Following the order from the European court, Dixon told the Irish High Court that she would investigate the substance of Schrems’s complaint “with all due diligence”.
In May 2016, Dixon announced that she needed to go back to the court because of concerns she had, arising from Schrems’s complaints about Standard Contractual Clauses (SCCs). In the litigation she launched, which made Schrems a defendant alongside Facebook – the company he had complained about – she made no mention of the rest of his complaint, which was largely about Prism, the US surveillance network that co-opts US-tech companies, including Facebook.
In so doing, she broke her promise to the original judge in the case, Gerard Hogan, that she would investigate the substance of the complaint.
The result of this is that Schrems’s complaint will now languish between the data commissioner and the European Court of Justice for another year or two. What neither Dixon nor the judge in last week’s judgement mentioned was that the “substance” of Schrems’s complaint is about Prism, the US mass surveillance programme that had already been labelled as “mass and indiscriminate surveillance” – a finding repeated in last week’s judgement.
However, by handling the case in the way she did, Dixon broke her commitment to judge Hogan and got Prism out of the firing line of a formal investigation.
The Irish data protection commissioner disclosed that parties interested in the case had approached her. She refused to provide details of lobbying by Yahoo, the Irish business association Ibec, Microsoft, the American Chamber of Commerce Ireland, and other organisations in 2015, following a freedom of information request.
Such behind-the-scenes approaches may explain the presence in Dublin, on several occasions during the case, of the American lawyer spy Robert Litt. He was the enforcer for the director of national intelligence (DNI) for the US, James Clapper.
One of Clapper’s responsibilities as DNI was running Prism in Europe. Litt toured European capital cities during the case, lobbying officials – including officials in the UK – to halt criticism of the mass surveillance.
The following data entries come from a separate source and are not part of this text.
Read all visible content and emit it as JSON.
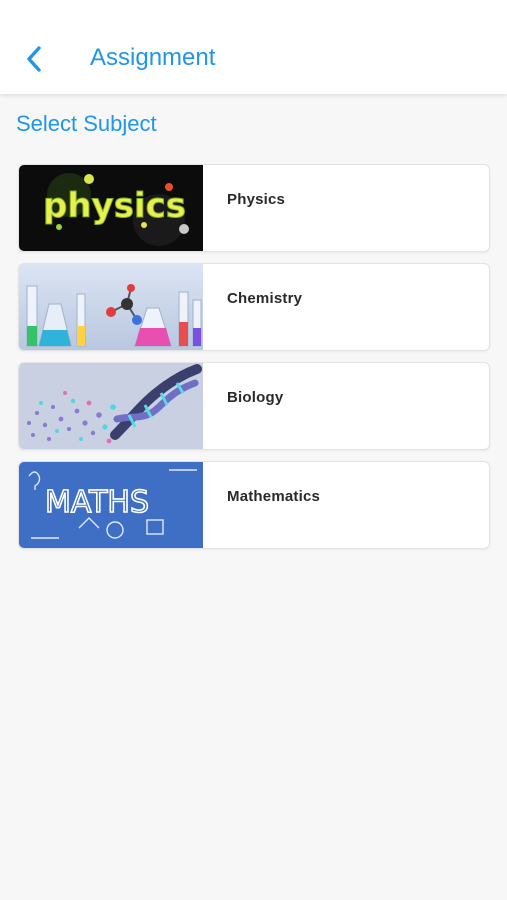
{
  "header": {
    "title": "Assignment",
    "back_icon": "chevron-left-icon",
    "accent_color": "#2196e9"
  },
  "section": {
    "title": "Select Subject"
  },
  "subjects": [
    {
      "name": "Physics",
      "thumbnail_text": "physics"
    },
    {
      "name": "Chemistry"
    },
    {
      "name": "Biology"
    },
    {
      "name": "Mathematics",
      "thumbnail_text": "MATHS"
    }
  ]
}
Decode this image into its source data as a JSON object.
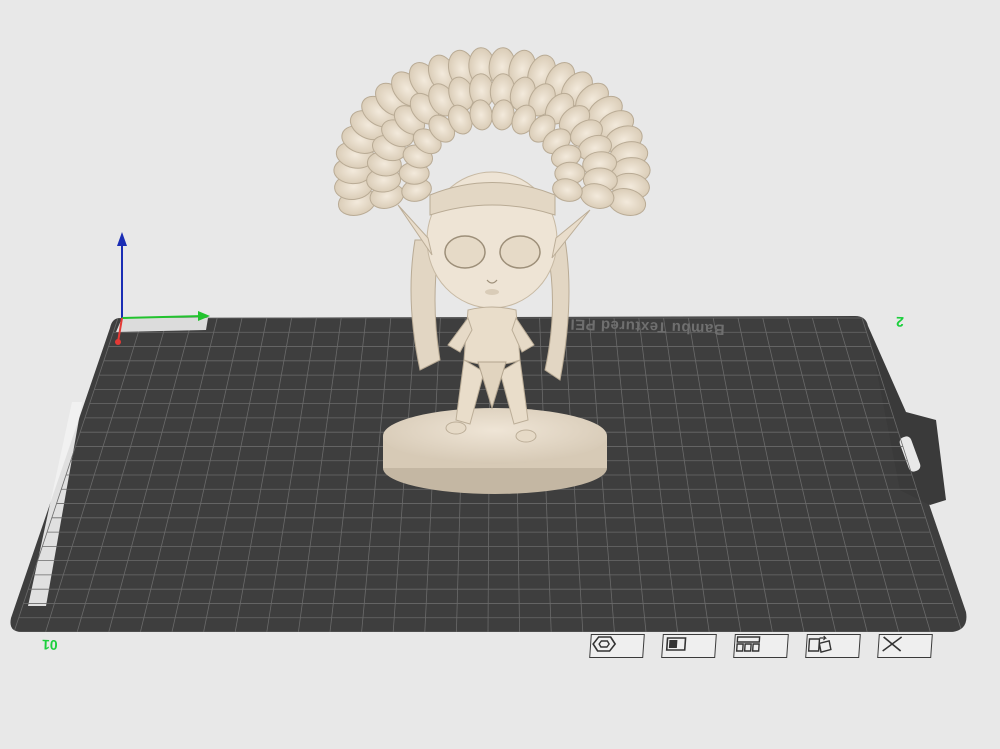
{
  "viewport": {
    "plate_name": "Bambu Textured PEI",
    "plate_number_left": "01",
    "plate_number_right": "2",
    "background_color": "#e8e8e8",
    "plate_color": "#3e3e3e",
    "grid_color": "#6a6a6a",
    "model_color": "#e7dccb"
  },
  "axes": {
    "x_color": "#e53935",
    "y_color": "#22c32e",
    "z_color": "#1a2db4"
  },
  "toolbar": [
    {
      "name": "orient-button",
      "icon": "hexagon-icon"
    },
    {
      "name": "lock-button",
      "icon": "lock-icon"
    },
    {
      "name": "arrange-button",
      "icon": "arrange-icon"
    },
    {
      "name": "auto-orient-button",
      "icon": "auto-orient-icon"
    },
    {
      "name": "delete-plate-button",
      "icon": "close-icon"
    }
  ]
}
His activities were raised in questions in UK Parliament in September 2017.
Lord Laird asked the British government on 14 September on what occasions Litt, as the general counsel of the director of US national intelligence, had visited the UK for the purpose of meeting ministers or civil servants after June 2014, what business he conducted on those occasions, and with which UK officials.
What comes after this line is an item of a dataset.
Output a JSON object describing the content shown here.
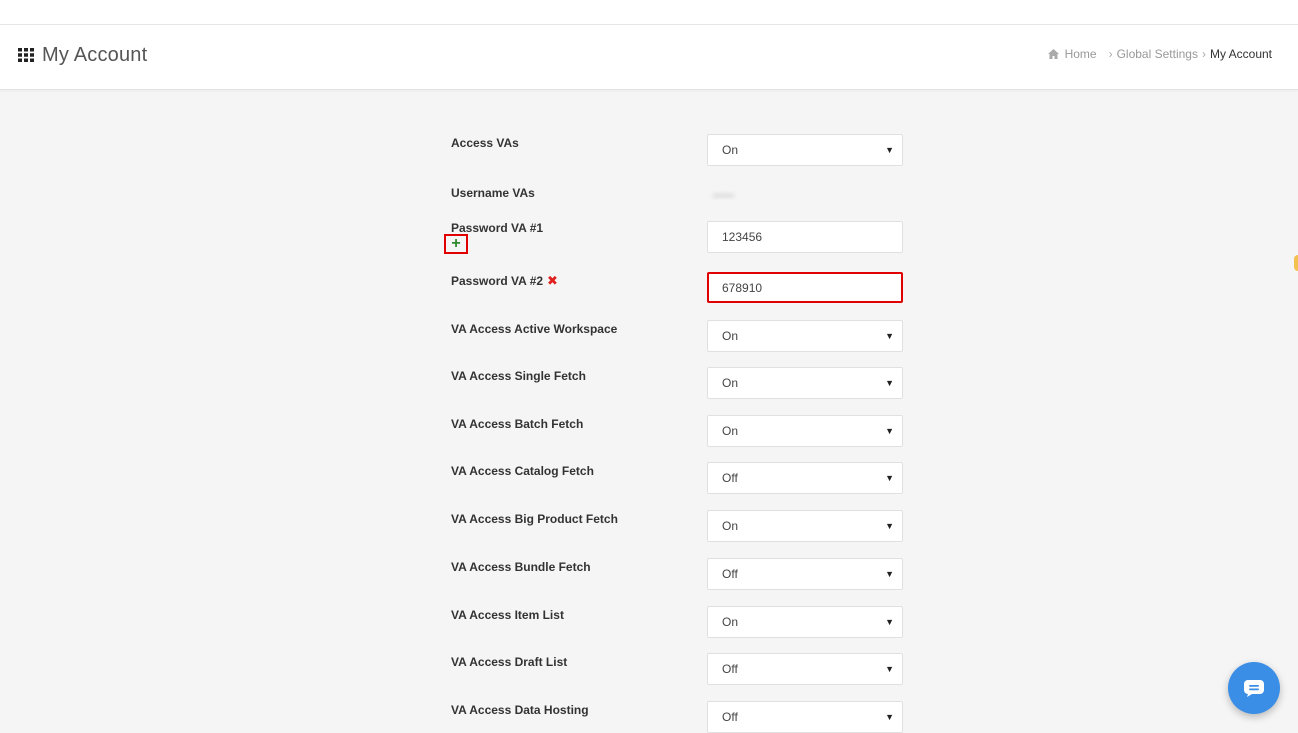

On 29 September, Lord Ahmad of Wimbledon, a minister of state in the Foreign Office, replied that Litt had visited the UK in November 2014 to meet the Foreign and Commonwealth Office legal advisor, and in December 2016 to meet officials from the Cabinet Office, including deputy director of the National Security Secretariat.
The judgement on 3 October was 152 pages long and dense with legal issues. It gave hope to privacy advocates that the Privacy Shield arrangement between the EU and the US for the transfer of data would be struck down. The judge endorsed Dixon’s reservations about protection in the US for EU citizens’ data.
But Dixon also ignored the fact that judgement on Prism has already been made, that the mass surveillance is in force in Europe and is illegal, and in the UK criminal. And the case overlooks the fact that not one of Europe’s 28 data regulators has enforced the ECJ’s high judgement of October 2015.
This is a huge crisis for the European Union as a whole. If the judgements of the European court are ignored, then a fundamental pillar of the union has failed.
During the case, Facebook argued that the US was entitled to have all its user data from Europe because there was a US national security issue involved. The internet company ignored the fact that US law does not apply in Europe. Nor did Facebook explain the national security issue involved, in stealing the data of European Facebook users, including potentially 20 million children, on behalf of the US spooks.
Dense legalities have been densely argued, but, to quote a UK High Court judge in a similar case, Susan O’Brien QC: “There’s never a thought for the rights of the citizen in any of this, is there?”